Он вручил мне пачку в десять или двенадцать густо напечанных на машинке листков. В обычной советской смеси приказов и угроз, эти листки инструктировали меня, как обращаться с государственными, партийными и военными секретными документами, как охранять мой письменный стол, мой сейф и кабинет от постороних глаз, даже как препятствовать моему личному секретарю смотреть на некоторые типы официальных бумаг. Я узнал, что в Совнаркоме было два штата стенографов, обычный и секретный. Обычные письма могли диктоваться обычному штату, но секретные должны были даваться только секретным стенографам, которые должны вызываться через особый отдел. Правила предписывали, что каждый приказ от моих начальников должен быть в письменном виде.
«Но как, если товарищ Уткин и товарищ Памфилов (заместитель и председатель Совнаркома) или кто либо из Кремля дадут мне устные инструкции?» спросил я в этом месте.
«В этом случае вы должны немедленно внести их слова в ваш личный дневник. То же самое относится и к содержанию важных телефонных разговоров. Записывайте все без задержки — это ваша лучшая защита на случай последующих недоразумений. Товарищ Сталин учит нас доверять людям, но в то же время контролировать и еще раз проверять».
После того, как я кончил чтение, мой посетитель распространился на эту тему. Суть его лекции была в том, что я не должен доверять никому и предполагать, что другие мне также не доверяют. Должны быть письменные доказательства, подробные отчеты о каждой встрече или разговоре. Взаимное недоверие было не только фактом в советском аппарате, но оно было признанным, обязательным способом жизни, единственным шансом для самосохранения. Вновь я подписал документ, гласящий, что я ознакомился с правилами и знаю о наказаниях о их нарушениях.

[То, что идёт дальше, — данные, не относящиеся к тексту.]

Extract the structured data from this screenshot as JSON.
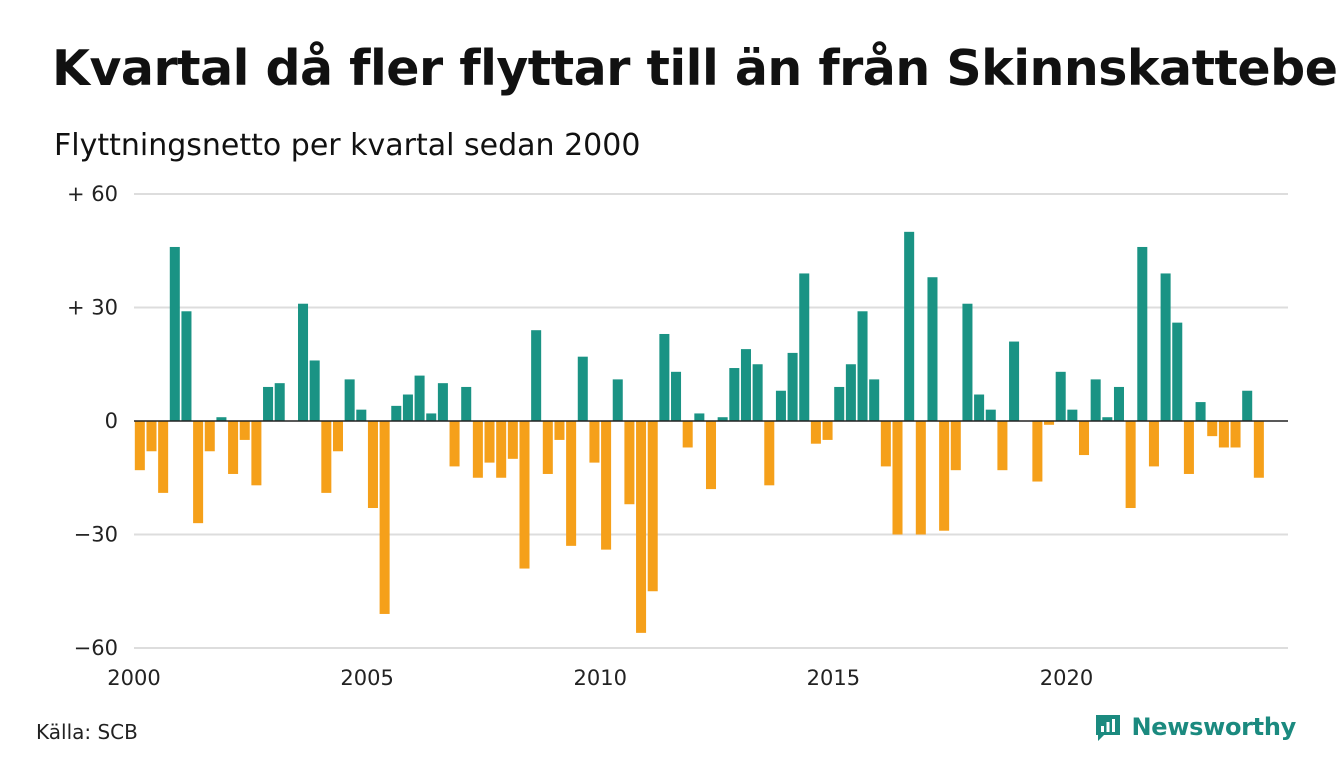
{
  "header": {
    "title": "Kvartal då fler flyttar till än från Skinnskatteberg",
    "subtitle": "Flyttningsnetto per kvartal sedan 2000"
  },
  "footer": {
    "source": "Källa: SCB",
    "brand": "Newsworthy",
    "brand_icon": "newsworthy-logo-icon"
  },
  "colors": {
    "positive": "#1a9384",
    "negative": "#f5a01a",
    "grid": "#dddddd",
    "zero_line": "#222222",
    "brand": "#1b8a7f"
  },
  "chart_data": {
    "type": "bar",
    "title": "Kvartal då fler flyttar till än från Skinnskatteberg",
    "subtitle": "Flyttningsnetto per kvartal sedan 2000",
    "xlabel": "",
    "ylabel": "",
    "ylim": [
      -60,
      60
    ],
    "xlim": [
      2000,
      2024.75
    ],
    "grid": true,
    "y_ticks": [
      {
        "value": 60,
        "label": "+ 60"
      },
      {
        "value": 30,
        "label": "+ 30"
      },
      {
        "value": 0,
        "label": "0"
      },
      {
        "value": -30,
        "label": "−30"
      },
      {
        "value": -60,
        "label": "−60"
      }
    ],
    "x_ticks": [
      {
        "value": 2000,
        "label": "2000"
      },
      {
        "value": 2005,
        "label": "2005"
      },
      {
        "value": 2010,
        "label": "2010"
      },
      {
        "value": 2015,
        "label": "2015"
      },
      {
        "value": 2020,
        "label": "2020"
      }
    ],
    "start_year": 2000,
    "values": [
      -13,
      -8,
      -19,
      46,
      29,
      -27,
      -8,
      1,
      -14,
      -5,
      -17,
      9,
      10,
      0,
      31,
      16,
      -19,
      -8,
      11,
      3,
      -23,
      -51,
      4,
      7,
      12,
      2,
      10,
      -12,
      9,
      -15,
      -11,
      -15,
      -10,
      -39,
      24,
      -14,
      -5,
      -33,
      17,
      -11,
      -34,
      11,
      -22,
      -56,
      -45,
      23,
      13,
      -7,
      2,
      -18,
      1,
      14,
      19,
      15,
      -17,
      8,
      18,
      39,
      -6,
      -5,
      9,
      15,
      29,
      11,
      -12,
      -30,
      50,
      -30,
      38,
      -29,
      -13,
      31,
      7,
      3,
      -13,
      21,
      0,
      -16,
      -1,
      13,
      3,
      -9,
      11,
      1,
      9,
      -23,
      46,
      -12,
      39,
      26,
      -14,
      5,
      -4,
      -7,
      -7,
      8,
      -15
    ]
  }
}
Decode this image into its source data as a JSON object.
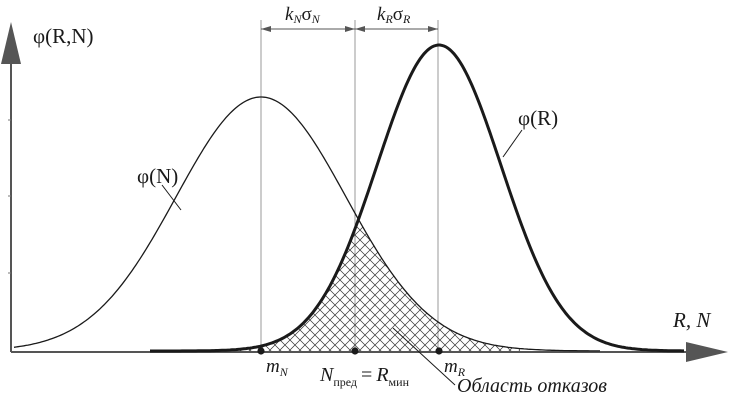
{
  "labels": {
    "y_axis": "φ(R,N)",
    "x_axis": "R, N",
    "curve_n": "φ(N)",
    "curve_r": "φ(R)",
    "mean_n": "m",
    "mean_n_sub": "N",
    "mean_r": "m",
    "mean_r_sub": "R",
    "limit_left": "N",
    "limit_left_sub": "пред",
    "limit_eq": "=",
    "limit_right": "R",
    "limit_right_sub": "мин",
    "k_n": "k",
    "k_n_sub": "N",
    "sigma_n": "σ",
    "sigma_n_sub": "N",
    "k_r": "k",
    "k_r_sub": "R",
    "sigma_r": "σ",
    "sigma_r_sub": "R",
    "failure_region": "Область отказов"
  },
  "colors": {
    "ink": "#1a1a1a",
    "guide": "#9a9a9a",
    "axis": "#555555",
    "hatch": "#333333"
  }
}
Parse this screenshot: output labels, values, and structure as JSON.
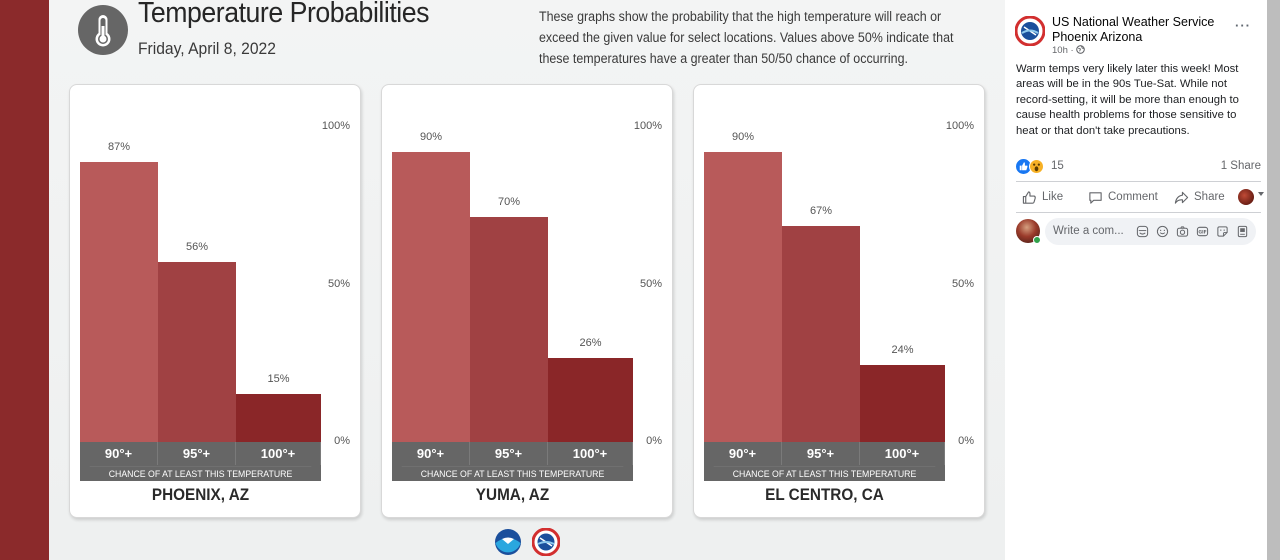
{
  "graphic": {
    "title": "Temperature Probabilities",
    "date": "Friday, April 8, 2022",
    "description": "These graphs show the probability that the high temperature will reach or exceed the given value for select locations. Values above 50% indicate that these temperatures have a greater than 50/50 chance of occurring.",
    "icon": "thermometer-icon",
    "logos": [
      "noaa-logo",
      "nws-logo"
    ],
    "colors": {
      "bar_90": "#b85a5a",
      "bar_95": "#a04143",
      "bar_100": "#8a2628",
      "category_strip": "#666666",
      "side_strip": "#8b2a2b"
    }
  },
  "chart_data": [
    {
      "type": "bar",
      "title": "PHOENIX, AZ",
      "categories": [
        "90°+",
        "95°+",
        "100°+"
      ],
      "values": [
        87,
        56,
        15
      ],
      "value_labels": [
        "87%",
        "56%",
        "15%"
      ],
      "xlabel": "CHANCE OF AT LEAST THIS TEMPERATURE",
      "ylabel": "",
      "ylim": [
        0,
        100
      ],
      "yticks": [
        "100%",
        "50%",
        "0%"
      ],
      "grid": false
    },
    {
      "type": "bar",
      "title": "YUMA, AZ",
      "categories": [
        "90°+",
        "95°+",
        "100°+"
      ],
      "values": [
        90,
        70,
        26
      ],
      "value_labels": [
        "90%",
        "70%",
        "26%"
      ],
      "xlabel": "CHANCE OF AT LEAST THIS TEMPERATURE",
      "ylabel": "",
      "ylim": [
        0,
        100
      ],
      "yticks": [
        "100%",
        "50%",
        "0%"
      ],
      "grid": false
    },
    {
      "type": "bar",
      "title": "EL CENTRO, CA",
      "categories": [
        "90°+",
        "95°+",
        "100°+"
      ],
      "values": [
        90,
        67,
        24
      ],
      "value_labels": [
        "90%",
        "67%",
        "24%"
      ],
      "xlabel": "CHANCE OF AT LEAST THIS TEMPERATURE",
      "ylabel": "",
      "ylim": [
        0,
        100
      ],
      "yticks": [
        "100%",
        "50%",
        "0%"
      ],
      "grid": false
    }
  ],
  "post": {
    "page_name": "US National Weather Service Phoenix Arizona",
    "time": "10h ·",
    "audience_icon": "globe-icon",
    "more_label": "···",
    "text": "Warm temps very likely later this week! Most areas will be in the 90s Tue-Sat. While not record-setting, it will be more than enough to cause health problems for those sensitive to heat or that don't take precautions.",
    "reaction_count": "15",
    "share_count": "1 Share",
    "actions": {
      "like": "Like",
      "comment": "Comment",
      "share": "Share"
    },
    "comment_placeholder": "Write a com..."
  }
}
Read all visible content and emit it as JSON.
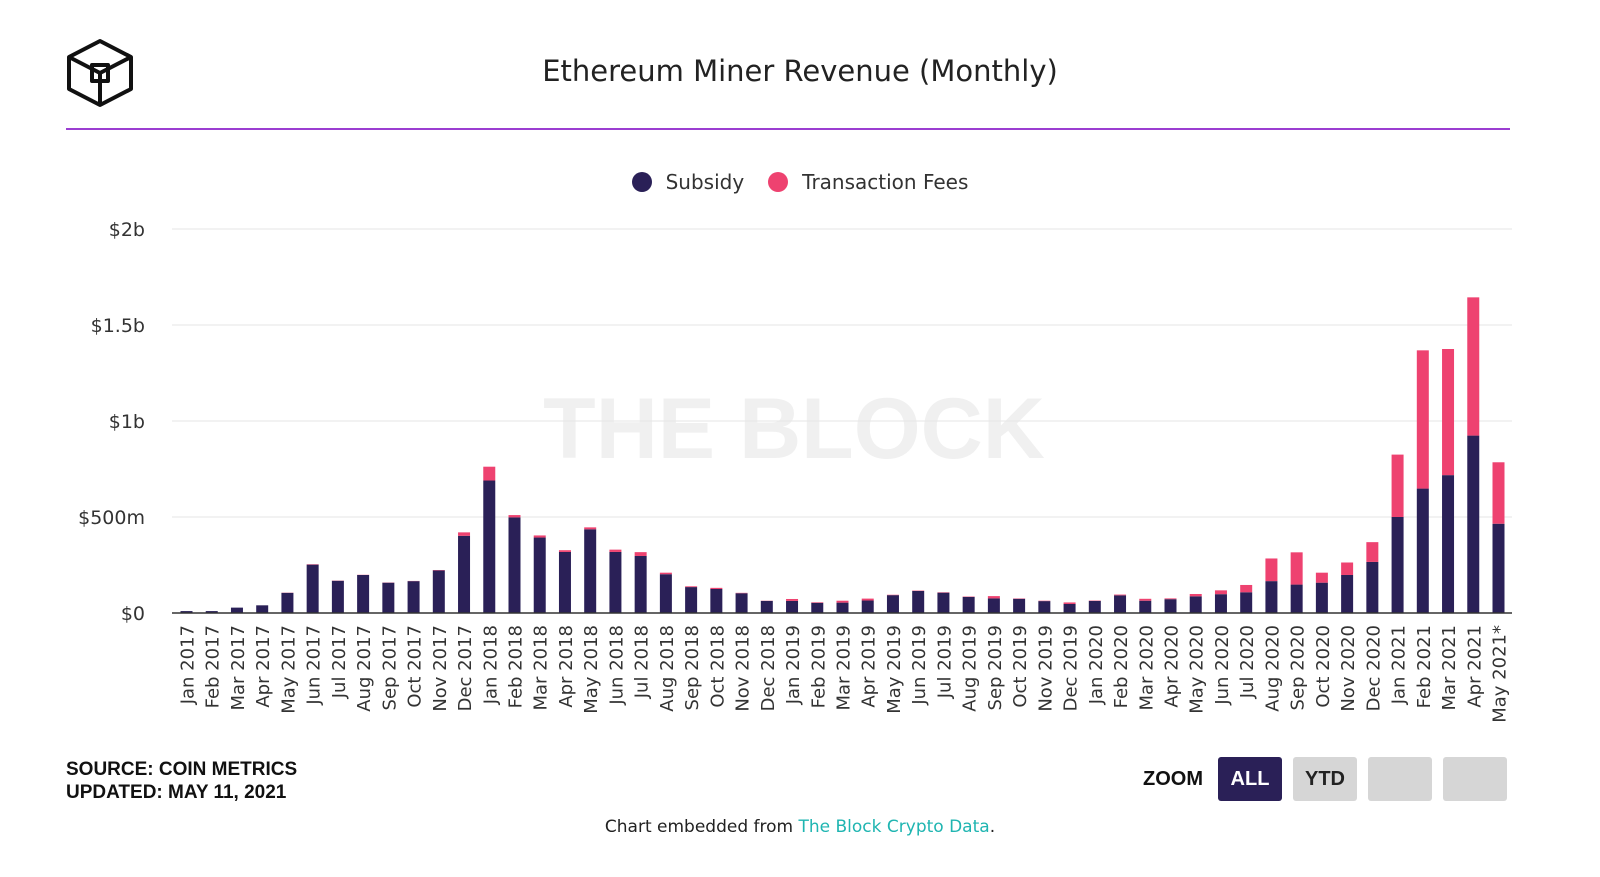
{
  "title": "Ethereum Miner Revenue (Monthly)",
  "watermark": "THE BLOCK",
  "source_text": "SOURCE: COIN METRICS",
  "updated_text": "UPDATED: MAY 11, 2021",
  "zoom": {
    "label": "ZOOM",
    "buttons": [
      "ALL",
      "YTD",
      "",
      ""
    ],
    "active": "ALL"
  },
  "credit": {
    "prefix": "Chart embedded from ",
    "link": "The Block Crypto Data",
    "suffix": "."
  },
  "colors": {
    "subsidy": "#2a2057",
    "fees": "#ee4270",
    "accent_rule": "#9b3ed1",
    "link": "#1fb5b1"
  },
  "chart_data": {
    "type": "bar",
    "stacked": true,
    "title": "Ethereum Miner Revenue (Monthly)",
    "ylim": [
      0,
      2000000000
    ],
    "yticks": [
      0,
      500000000,
      1000000000,
      1500000000,
      2000000000
    ],
    "ytick_labels": [
      "$0",
      "$500m",
      "$1b",
      "$1.5b",
      "$2b"
    ],
    "legend_position": "top-center",
    "grid": true,
    "categories": [
      "Jan 2017",
      "Feb 2017",
      "Mar 2017",
      "Apr 2017",
      "May 2017",
      "Jun 2017",
      "Jul 2017",
      "Aug 2017",
      "Sep 2017",
      "Oct 2017",
      "Nov 2017",
      "Dec 2017",
      "Jan 2018",
      "Feb 2018",
      "Mar 2018",
      "Apr 2018",
      "May 2018",
      "Jun 2018",
      "Jul 2018",
      "Aug 2018",
      "Sep 2018",
      "Oct 2018",
      "Nov 2018",
      "Dec 2018",
      "Jan 2019",
      "Feb 2019",
      "Mar 2019",
      "Apr 2019",
      "May 2019",
      "Jun 2019",
      "Jul 2019",
      "Aug 2019",
      "Sep 2019",
      "Oct 2019",
      "Nov 2019",
      "Dec 2019",
      "Jan 2020",
      "Feb 2020",
      "Mar 2020",
      "Apr 2020",
      "May 2020",
      "Jun 2020",
      "Jul 2020",
      "Aug 2020",
      "Sep 2020",
      "Oct 2020",
      "Nov 2020",
      "Dec 2020",
      "Jan 2021",
      "Feb 2021",
      "Mar 2021",
      "Apr 2021",
      "May 2021*"
    ],
    "series": [
      {
        "name": "Subsidy",
        "values": [
          10000000,
          10000000,
          28000000,
          40000000,
          105000000,
          252000000,
          168000000,
          198000000,
          158000000,
          166000000,
          222000000,
          402000000,
          690000000,
          498000000,
          393000000,
          318000000,
          436000000,
          318000000,
          297000000,
          202000000,
          135000000,
          125000000,
          103000000,
          63000000,
          63000000,
          53000000,
          54000000,
          65000000,
          93000000,
          115000000,
          106000000,
          84000000,
          76000000,
          74000000,
          62000000,
          47000000,
          63000000,
          92000000,
          64000000,
          72000000,
          87000000,
          98000000,
          108000000,
          166000000,
          148000000,
          158000000,
          198000000,
          266000000,
          500000000,
          648000000,
          718000000,
          924000000,
          465000000
        ]
      },
      {
        "name": "Transaction Fees",
        "values": [
          0,
          0,
          0,
          0,
          1000000,
          2000000,
          1000000,
          1000000,
          1000000,
          1000000,
          2000000,
          18000000,
          72000000,
          12000000,
          11000000,
          9000000,
          10000000,
          12000000,
          20000000,
          8000000,
          4000000,
          6000000,
          2000000,
          1000000,
          10000000,
          3000000,
          10000000,
          10000000,
          2000000,
          2000000,
          2000000,
          2000000,
          12000000,
          2000000,
          2000000,
          8000000,
          2000000,
          4000000,
          10000000,
          4000000,
          12000000,
          20000000,
          38000000,
          118000000,
          168000000,
          52000000,
          65000000,
          103000000,
          325000000,
          720000000,
          657000000,
          720000000,
          320000000
        ]
      }
    ]
  }
}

В конце он попросил меня прочесть и вникнуть в совершенно секретный документ, подписанный Сталиным и Молотовым. Это было решение Политбюро, определявшее права и обязанности Совнаркома. Оно перечисляло самые мелкие подробности и не оставляло никакого сомнения в том, что правительство, представленное Совнаркомом, было только слепым орудием и слугой Политбюро. Я подписал обычную форму держать свой рот закрытым. Эта подчиненность правительства партии была известна каждому интеллигентному советскому гражданину и все же она считалась тайной.
До свидания, товарищ Кравченко. Как я сказал, мы будем с вами часто встречаться.
Те слои правящего круга, к которым я принадлежал, были во многих отношениях самыми несчастными в советской иерархии. В целом, мы имели больше ответственности, чем власти. Мы делали самую тяжелую работу, а обычно благодарность получали наши начальники. Мы были слишком высоко поставлены, чтобы отдыхать, как это могли делать меньшие начальники и рядовые служащие, но недостаточно высоко в пирамиде власти, чтобы перекладывать вину и работу на плечи других.
Но из всех наших испытаний самым тяжелым была бессоница. Неделя, когда я мог спать больше пяти часов в сутки, была исключением. Основная масса наших служащих и специалистов работала от девяти до пяти часов, хотя время от времени я мог задержать их и дольше или вызвать кого либо на вечер. Но мой рабочий день продолжался от десяти или одинаццати часов утра до трех-четырех часов следующего утра, а часто и позже. Редко я мог украсть несколько вечерних часов для своей жены. Иногда я позволял себе один или два часа беспокойного сна на диване в моем кабинете, с запертой дверью и телефоном у уха, чтобы меня не поймали за этим делом.
Расписание рабочего дня высших чиновников в Москве является необычайным, приспосабливаясь к особенностям рабочих привычек одного единственного человека. Сталин нормально начинает свой рабочий день около одиннадцати часов утра, работая непрерывно до четырех или пяти часов дня. Затем он обычно выключается до десяти или одинадцати часов вечера, оставаясь на работе до трех-четырех часов утра или еще позже. Из этих двух сессий, ночная является, без сомнения, наиболее важной.
Существовали различные теории относительно странных рабочих часов диктатора. Одна заключалась в том, что это позволяло ему поддерживать личный контакт его чиновниками во всех частях его громадной страны, несмотря на семичасовое расхождение времени между самыми западными и самыми восточными районами страны. Другая теория была в том, что он намеренно разбивал жизнь своих подчиненных на две смены, чтобы уменьшить для них возможности личной жизни и общественных отношений.